Javier Torres-Goitia T.

La saliva, el bloqueo político y la salud

sábado, 20 de junio de 2020 · 00:10

Increíblemente, unas gotitas de saliva incontroladas están provocando millones de muertes y dañando gravemente la economía mundial. El coronavirus se trasmite únicamente de persona a persona por las gotitas de saliva que se expulsan al toser, estornudar, reír o hablar. La enfermedad no tiene cura, pero más del 80% son casos benignos o asintomáticos. El 20% son recuperables y un 5% fallecen. 

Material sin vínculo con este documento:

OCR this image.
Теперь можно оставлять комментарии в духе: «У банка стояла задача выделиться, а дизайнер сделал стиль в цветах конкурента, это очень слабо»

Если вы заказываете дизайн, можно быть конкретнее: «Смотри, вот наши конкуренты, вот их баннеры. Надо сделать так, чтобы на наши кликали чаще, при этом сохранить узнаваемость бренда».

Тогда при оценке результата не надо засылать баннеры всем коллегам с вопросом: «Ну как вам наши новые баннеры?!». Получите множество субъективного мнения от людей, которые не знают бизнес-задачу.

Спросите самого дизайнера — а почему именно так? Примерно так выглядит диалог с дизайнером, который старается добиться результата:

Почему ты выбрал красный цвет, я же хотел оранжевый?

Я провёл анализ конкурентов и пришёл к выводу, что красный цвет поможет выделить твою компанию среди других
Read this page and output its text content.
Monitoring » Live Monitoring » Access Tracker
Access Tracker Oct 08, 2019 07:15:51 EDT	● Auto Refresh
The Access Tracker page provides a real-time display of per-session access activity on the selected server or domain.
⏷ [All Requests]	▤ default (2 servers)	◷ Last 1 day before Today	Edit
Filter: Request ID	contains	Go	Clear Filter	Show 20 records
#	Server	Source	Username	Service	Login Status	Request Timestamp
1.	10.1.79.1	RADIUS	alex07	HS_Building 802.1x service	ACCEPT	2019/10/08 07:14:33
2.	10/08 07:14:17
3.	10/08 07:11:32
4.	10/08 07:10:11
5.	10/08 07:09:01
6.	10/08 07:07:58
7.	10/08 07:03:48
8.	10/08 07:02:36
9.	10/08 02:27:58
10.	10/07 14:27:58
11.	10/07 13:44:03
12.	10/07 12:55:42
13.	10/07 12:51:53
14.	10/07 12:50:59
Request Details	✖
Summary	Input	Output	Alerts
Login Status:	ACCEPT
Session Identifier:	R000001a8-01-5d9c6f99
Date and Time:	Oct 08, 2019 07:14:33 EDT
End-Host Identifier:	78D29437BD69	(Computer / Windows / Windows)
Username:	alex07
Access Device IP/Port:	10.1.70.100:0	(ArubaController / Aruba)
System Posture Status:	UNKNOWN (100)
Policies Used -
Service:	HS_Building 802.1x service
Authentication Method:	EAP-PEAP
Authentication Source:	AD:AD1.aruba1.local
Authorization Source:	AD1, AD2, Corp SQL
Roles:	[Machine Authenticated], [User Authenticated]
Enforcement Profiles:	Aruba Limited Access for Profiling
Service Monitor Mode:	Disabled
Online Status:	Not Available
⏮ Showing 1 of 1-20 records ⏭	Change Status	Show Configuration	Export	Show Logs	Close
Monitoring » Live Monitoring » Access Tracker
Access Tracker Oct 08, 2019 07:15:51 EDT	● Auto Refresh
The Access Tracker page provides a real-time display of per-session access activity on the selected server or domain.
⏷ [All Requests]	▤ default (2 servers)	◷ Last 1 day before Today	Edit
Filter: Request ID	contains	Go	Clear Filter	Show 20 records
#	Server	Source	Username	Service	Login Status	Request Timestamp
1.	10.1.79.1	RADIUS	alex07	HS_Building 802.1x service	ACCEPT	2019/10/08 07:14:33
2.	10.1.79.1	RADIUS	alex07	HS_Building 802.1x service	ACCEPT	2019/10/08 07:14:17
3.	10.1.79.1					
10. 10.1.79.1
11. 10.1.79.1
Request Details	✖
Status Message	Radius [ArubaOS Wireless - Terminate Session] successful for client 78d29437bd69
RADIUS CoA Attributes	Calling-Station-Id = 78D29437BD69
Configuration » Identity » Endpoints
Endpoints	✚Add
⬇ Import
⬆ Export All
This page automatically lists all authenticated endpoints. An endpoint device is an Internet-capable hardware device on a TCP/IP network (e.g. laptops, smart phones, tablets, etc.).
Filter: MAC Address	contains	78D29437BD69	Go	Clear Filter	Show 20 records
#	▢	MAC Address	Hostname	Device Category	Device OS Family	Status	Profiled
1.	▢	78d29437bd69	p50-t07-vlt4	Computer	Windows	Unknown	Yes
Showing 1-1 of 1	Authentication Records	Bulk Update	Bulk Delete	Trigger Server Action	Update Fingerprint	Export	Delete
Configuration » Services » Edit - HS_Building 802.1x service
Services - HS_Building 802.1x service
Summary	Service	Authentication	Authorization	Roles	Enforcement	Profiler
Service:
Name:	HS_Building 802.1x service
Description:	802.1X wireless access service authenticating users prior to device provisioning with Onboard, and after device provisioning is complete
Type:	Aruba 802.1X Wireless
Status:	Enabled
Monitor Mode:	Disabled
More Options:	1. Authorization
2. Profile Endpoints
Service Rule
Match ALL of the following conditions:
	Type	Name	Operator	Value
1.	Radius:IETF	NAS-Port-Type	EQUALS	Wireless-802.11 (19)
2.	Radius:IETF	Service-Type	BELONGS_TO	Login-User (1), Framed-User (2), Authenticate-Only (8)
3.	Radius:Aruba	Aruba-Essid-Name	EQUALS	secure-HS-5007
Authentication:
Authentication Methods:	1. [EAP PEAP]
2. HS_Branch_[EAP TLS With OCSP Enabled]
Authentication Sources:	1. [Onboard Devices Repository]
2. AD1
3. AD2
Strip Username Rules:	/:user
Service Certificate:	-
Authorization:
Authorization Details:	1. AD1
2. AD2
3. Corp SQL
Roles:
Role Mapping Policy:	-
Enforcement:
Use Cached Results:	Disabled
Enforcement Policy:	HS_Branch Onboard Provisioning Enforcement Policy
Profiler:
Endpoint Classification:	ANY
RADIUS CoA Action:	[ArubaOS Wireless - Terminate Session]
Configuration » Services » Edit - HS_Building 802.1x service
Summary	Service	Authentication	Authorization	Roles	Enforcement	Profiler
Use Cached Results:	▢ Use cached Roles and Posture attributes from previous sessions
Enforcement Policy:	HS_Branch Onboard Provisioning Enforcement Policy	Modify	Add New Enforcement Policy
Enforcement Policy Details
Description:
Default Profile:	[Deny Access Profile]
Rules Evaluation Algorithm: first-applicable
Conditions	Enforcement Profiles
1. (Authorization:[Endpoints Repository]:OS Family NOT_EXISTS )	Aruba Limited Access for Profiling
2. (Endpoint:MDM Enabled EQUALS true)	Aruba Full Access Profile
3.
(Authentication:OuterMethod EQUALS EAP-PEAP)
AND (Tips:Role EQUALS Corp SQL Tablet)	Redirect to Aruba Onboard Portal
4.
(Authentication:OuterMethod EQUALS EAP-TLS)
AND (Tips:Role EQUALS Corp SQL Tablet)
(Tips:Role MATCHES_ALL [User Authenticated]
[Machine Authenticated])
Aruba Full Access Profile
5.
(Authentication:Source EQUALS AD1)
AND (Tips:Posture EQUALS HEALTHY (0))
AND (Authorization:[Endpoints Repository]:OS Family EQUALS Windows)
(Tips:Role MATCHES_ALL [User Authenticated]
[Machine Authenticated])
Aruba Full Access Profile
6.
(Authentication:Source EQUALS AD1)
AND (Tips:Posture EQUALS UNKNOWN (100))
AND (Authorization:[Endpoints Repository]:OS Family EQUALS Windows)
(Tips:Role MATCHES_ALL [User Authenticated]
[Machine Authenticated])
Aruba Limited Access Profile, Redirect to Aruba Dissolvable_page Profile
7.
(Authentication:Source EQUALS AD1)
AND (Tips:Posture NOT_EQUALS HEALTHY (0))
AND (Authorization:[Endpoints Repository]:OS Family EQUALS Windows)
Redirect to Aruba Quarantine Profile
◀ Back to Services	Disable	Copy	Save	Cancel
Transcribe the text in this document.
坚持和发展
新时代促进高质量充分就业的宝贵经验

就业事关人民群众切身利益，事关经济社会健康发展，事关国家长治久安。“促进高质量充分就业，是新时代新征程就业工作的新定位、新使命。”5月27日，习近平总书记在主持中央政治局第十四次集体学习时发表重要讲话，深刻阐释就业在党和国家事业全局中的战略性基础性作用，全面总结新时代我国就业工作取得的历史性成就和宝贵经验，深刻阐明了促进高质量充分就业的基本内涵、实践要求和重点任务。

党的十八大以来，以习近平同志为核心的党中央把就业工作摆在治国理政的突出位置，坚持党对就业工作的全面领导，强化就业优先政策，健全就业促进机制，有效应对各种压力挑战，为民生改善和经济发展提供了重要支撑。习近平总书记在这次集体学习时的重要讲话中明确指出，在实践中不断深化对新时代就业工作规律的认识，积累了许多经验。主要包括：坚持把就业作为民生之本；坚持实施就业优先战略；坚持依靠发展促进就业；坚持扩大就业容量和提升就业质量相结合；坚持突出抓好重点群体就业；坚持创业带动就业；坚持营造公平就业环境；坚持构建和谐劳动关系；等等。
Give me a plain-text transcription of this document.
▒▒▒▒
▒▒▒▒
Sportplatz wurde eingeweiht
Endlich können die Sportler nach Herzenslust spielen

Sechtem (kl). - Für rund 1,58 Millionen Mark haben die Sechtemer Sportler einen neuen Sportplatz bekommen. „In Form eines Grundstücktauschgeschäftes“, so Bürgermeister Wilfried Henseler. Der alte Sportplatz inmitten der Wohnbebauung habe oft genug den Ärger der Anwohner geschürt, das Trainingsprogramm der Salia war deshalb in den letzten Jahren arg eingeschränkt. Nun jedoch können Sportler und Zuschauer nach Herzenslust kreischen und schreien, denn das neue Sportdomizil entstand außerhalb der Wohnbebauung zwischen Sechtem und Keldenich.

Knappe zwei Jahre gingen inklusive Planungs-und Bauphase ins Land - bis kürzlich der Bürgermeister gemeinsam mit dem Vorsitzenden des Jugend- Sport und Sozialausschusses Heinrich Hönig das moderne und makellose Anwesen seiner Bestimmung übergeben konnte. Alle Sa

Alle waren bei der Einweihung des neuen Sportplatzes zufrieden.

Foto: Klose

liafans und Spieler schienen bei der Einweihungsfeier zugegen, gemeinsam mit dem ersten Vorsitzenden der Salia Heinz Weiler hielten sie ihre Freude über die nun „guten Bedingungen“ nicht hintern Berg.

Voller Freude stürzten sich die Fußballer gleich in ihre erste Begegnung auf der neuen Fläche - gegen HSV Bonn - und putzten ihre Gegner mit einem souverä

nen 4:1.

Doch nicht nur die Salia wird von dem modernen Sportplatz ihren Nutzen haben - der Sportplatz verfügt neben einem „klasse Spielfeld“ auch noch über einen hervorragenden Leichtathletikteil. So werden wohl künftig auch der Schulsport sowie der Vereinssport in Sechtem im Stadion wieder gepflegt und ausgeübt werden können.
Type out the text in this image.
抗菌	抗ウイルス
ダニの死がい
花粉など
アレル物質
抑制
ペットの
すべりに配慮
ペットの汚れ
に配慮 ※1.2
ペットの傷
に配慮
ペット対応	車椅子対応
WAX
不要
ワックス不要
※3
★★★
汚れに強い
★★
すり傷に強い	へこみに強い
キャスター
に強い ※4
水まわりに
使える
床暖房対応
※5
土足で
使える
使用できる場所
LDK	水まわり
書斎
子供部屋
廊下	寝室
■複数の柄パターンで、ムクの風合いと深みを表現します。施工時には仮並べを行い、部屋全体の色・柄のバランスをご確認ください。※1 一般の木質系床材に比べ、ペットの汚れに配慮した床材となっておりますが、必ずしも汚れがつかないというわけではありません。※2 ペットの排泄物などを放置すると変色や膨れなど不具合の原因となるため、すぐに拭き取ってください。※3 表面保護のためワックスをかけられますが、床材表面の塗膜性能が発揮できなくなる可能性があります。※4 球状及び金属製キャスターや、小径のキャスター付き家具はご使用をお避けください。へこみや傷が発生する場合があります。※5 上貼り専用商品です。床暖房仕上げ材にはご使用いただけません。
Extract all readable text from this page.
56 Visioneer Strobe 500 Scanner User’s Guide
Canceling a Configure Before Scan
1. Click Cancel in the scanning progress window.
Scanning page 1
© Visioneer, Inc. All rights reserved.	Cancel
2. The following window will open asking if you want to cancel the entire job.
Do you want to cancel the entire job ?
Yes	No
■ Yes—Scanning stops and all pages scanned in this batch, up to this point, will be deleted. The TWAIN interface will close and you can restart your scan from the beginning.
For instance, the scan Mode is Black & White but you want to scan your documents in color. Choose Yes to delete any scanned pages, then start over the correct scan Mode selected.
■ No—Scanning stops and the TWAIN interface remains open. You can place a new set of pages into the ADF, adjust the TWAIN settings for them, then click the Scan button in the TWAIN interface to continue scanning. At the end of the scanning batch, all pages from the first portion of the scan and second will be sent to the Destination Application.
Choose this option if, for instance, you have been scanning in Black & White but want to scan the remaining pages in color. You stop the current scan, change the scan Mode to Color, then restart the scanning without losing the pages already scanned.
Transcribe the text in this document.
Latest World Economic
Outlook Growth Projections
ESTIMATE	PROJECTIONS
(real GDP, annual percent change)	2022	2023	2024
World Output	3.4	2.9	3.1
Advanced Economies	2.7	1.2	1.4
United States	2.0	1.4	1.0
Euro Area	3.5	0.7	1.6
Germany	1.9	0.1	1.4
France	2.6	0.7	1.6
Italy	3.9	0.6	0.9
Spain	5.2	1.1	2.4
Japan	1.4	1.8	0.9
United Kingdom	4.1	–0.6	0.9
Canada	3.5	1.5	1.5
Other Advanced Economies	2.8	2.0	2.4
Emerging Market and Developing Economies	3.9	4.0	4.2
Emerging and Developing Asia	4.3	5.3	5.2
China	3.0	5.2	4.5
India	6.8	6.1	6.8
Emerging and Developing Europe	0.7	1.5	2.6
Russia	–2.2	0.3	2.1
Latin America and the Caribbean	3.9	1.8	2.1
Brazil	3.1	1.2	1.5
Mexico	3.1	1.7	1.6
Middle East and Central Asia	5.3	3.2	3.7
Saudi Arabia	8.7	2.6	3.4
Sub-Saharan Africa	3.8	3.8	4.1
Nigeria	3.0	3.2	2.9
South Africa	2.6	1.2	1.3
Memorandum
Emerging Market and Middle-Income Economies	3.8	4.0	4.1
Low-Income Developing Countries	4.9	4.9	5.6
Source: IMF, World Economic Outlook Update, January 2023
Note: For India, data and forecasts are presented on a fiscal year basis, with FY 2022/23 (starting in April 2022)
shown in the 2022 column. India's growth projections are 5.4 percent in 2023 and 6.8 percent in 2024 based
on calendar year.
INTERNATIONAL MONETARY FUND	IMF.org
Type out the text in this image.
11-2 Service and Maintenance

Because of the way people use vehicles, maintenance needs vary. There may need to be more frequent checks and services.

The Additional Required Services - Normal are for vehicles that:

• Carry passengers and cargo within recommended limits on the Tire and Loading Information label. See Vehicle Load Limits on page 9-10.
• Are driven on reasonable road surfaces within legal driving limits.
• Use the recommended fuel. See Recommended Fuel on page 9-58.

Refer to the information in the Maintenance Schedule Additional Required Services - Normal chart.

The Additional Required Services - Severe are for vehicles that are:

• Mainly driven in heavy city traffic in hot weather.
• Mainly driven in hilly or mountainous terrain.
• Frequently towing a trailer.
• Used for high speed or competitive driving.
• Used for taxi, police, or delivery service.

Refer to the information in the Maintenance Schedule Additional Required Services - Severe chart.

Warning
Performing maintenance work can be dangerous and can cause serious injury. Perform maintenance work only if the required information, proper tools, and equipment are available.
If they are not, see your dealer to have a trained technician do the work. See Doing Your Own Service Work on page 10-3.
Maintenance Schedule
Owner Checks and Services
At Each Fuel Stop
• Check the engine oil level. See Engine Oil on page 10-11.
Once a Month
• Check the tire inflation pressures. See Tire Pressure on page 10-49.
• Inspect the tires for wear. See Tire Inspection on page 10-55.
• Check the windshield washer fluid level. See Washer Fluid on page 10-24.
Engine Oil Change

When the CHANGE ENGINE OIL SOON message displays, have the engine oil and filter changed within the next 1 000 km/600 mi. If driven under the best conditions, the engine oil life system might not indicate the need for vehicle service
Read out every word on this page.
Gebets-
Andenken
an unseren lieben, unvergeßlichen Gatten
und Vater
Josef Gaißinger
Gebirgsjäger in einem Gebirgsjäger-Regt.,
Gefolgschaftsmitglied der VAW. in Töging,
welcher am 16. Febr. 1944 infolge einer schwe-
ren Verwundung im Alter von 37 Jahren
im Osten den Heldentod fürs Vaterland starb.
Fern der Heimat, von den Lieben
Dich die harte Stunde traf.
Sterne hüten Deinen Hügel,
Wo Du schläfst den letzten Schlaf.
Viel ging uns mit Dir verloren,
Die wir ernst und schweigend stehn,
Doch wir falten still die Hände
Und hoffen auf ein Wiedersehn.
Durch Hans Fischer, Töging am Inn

Lo único válido es prevenir la enfermedad aislándose de las gotitas de saliva ajena. Sin embargo, esta prevención tan sencilla no se puede aplicar porque la gente no cree en ella, no le da importancia, la menosprecia o entra en pánico y busca respiradores artificiales y hasta crematorios y cementerios, abandonando la prevención que es comprobadamente eficaz

Bolivia, que estaba en proceso de recuperación de la dictadura recién depuesta, está atacada por dos frentes, uno del Covid 19, desafiando un sistema de salud en ruina, y otro del MAS  decidido a recuperar el poder a cualquier costo. 

Las carencias en salud, denunciadas hace años por los colegios de médicos, se agravan porque el MAS descuartizó el incipiente sistema de salud existente, dividiéndolo en niveles estanco: los dos primeros en los municipios autónomos, sin financiamiento ni plan de acción ,y el tercero en las gobernaciones, librados también a su suerte.

Cuando ingresó el Covid 19 a Bolivia, el MAS se convirtió en su aliado. Primero se mimetizó en el Alto,  en El Chapare y en Yapacaní para escupir consignas de que el Covid era un invento neoliberal para paralizar la supuesta rebelión popular. El avance del Covid los obligó a cambiar de táctica, los parlamentarios, como payasos de circo, disfrazados con barbijos y trajes de bioseguridad, fingieron que combatirían la pandemia.

Cuando el gobierno otorgaba bonos para los necesitados, exigían que se dupliquen y bloqueaban todas las fuentes de financiamiento. Los miles de empleados públicos masistas infiltrados en la administración pública se movilizaron y de boca en boca expandieron sus especialidades: bloqueo, corrupción y  sobreprecios.

En salud, el Sedes de Beni, a título de autonomía, incumplió las normas y protocolos del Ministerio y la pandemia creció. Patzi en La Paz está en lo mismo. El asesor jurídico corrompió y boicoteó la importación de respiradores. Los parlamentarios, convirtieron la ley en arma de guerra y quienes aprobaron créditos nada productivos por más de 17 mil millones de dólares ahora bloquean préstamos ventajosos y urgentes para combatir la pandemia. 

Por un lado, alientan la subversión y simultáneamente aprueban una ley del estado de excepción que protege la sedición y amarra de manos al Ejecutivo. Voltean torres de comunicación seguros de quedar impunes.

Se  juntan así el coronavirus, la saliva social de la corrupción, el bloqueo, la huelga contra toda moral o civismo, con las lágrimas de la extrema pobreza, que según Arce Catacora fue eliminada.  

Sería ingenuo pensar que el MAS con menos de un tercio de apoyo ciudadano está pensando ganar las elecciones. Las exige por demagogia, buscando pescar aliados entre los binomios en disputa, sembrar el caos para justificar la arremetida pre o post electoral de sus huestes dispuestas a matar, robar incendiar, destruir lo que toquen para recuperar el poder y reírse de las leyes y compromisos internacionales, como Maduro.

Con cascos, que antes fueron de Simón Reyes, Victor López y otros héroes del sindicalismo, ahora se contaminan en las cabezas de paniaguados defensores de narcotraficantes y vándalos destructores, no podemos volver atrás.

Los políticos en competencia tienen diferencias respetables, pero suponemos ninguna afinidad con la dictadura. Jóvenes valientes y creativos, hombres y mujeres, líderes inteligentes y honestos tienen que comprender la urgencia de parar en seco la demagogia electoralista y las ambiciones del MAS para construir una unidad política democrática,  sólida y solidaria. 

Necesitamos concertar una pausa electoral completa por dos o tres meses para que todos luchen contra el Covid 19 hasta horizontalizar la curva epidemiológica. Luego recuperar el primer compromiso de definir por encuesta la candidatura con mayor respaldo, para apoyarla con un compromiso también claro de que el próximo gobierno, con dos tercios de apoyo, será de integración nacional, necesaria e imprescindible para recuperar lo perdido en 14 años de obscurantismo de feminicidios, infanticidios, abusos de poder y corrupción.

Javier torres-Goitia T. fue ministro de Salud de Bolivia.